Сев за руль, он миновал проходную и осторожно повел машину вдоль дороги, но до общежития ему удалось добраться нескоро – минуты через три автомобиль чихнул и прочно встал на месте. Ругаясь и кляня все на свете, Вася вытащил из багажника инструменты и ринулся выяснять отношения со старичком ГАЗиком.

Пока он возился, хмурое небо расчистилось, и выглянувшее солнышко пригрело не по-осеннему жарко. Наконец машина вновь зафырчала и ожила. Потный и злой Вася на малой скорости довел злополучный ГАЗ до общежития, поставил его во дворе и бегом взлетел на пятый этаж – будить Сидорова.

Он громко постучал в комнату молодоженов и даже пару раз стукнул ногой по двери, но изнутри никто не откликнулся, хотя со стены и с потолка посыпалась штукатурка. Внезапно косяк треснул, замок выскочил из своей скважины, и Вася Щербинин вместе с дверью ввалился в семейное гнездо мирно почивавших Сидоровых.

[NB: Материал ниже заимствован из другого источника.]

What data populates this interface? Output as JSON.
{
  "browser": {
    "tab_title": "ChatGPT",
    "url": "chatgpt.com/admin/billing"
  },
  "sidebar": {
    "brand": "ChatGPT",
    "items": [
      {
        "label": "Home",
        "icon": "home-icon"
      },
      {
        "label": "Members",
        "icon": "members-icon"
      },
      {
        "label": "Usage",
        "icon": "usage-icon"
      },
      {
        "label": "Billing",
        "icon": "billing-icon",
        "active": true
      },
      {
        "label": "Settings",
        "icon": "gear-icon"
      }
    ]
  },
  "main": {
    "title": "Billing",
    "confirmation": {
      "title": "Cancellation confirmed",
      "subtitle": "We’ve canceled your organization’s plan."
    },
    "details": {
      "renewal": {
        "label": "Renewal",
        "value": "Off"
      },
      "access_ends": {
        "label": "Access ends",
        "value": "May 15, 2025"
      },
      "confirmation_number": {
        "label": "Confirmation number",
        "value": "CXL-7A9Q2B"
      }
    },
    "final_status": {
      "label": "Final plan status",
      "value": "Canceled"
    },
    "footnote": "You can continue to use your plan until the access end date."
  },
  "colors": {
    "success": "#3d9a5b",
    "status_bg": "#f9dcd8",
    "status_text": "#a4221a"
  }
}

Столь крепкий сон их был вполне естественен, если учесть все предыдущие события. Накануне супруги решили еще раз отметить с друзьями начало супружеской жизни и засиделись допоздна. Сам Илья Сидоров хранил не очень ясные воспоминания о последних минутах этого празднества. Помнил только чей-то звонкий смех – кажется, смеялась подружка жены Клава Шустова – и чье-то податливое теплое тело, по которому елозила его рука. В три часа ночи он проснулся в постели рядом со своей законной половиной, но когда у него возникло естественное желание воспользоваться супружескими правами, жена изо всех сил заехала ему локтем по глазу и со злостью прошипела:

«Иди – с Клавкой милуйся! Кобель несчастный!».

Ошарашенный Илья застонал от боли и отпрянул к стене. Тоня ждала дальнейших поползновений, но ничего такого не последовало – ее супруг, покорно притихнув, испуганно вжался в подушку. Глаз у него ныл и болел от удара, к тому же явственно ощущались последствия вчерашней попойки – начало мутить.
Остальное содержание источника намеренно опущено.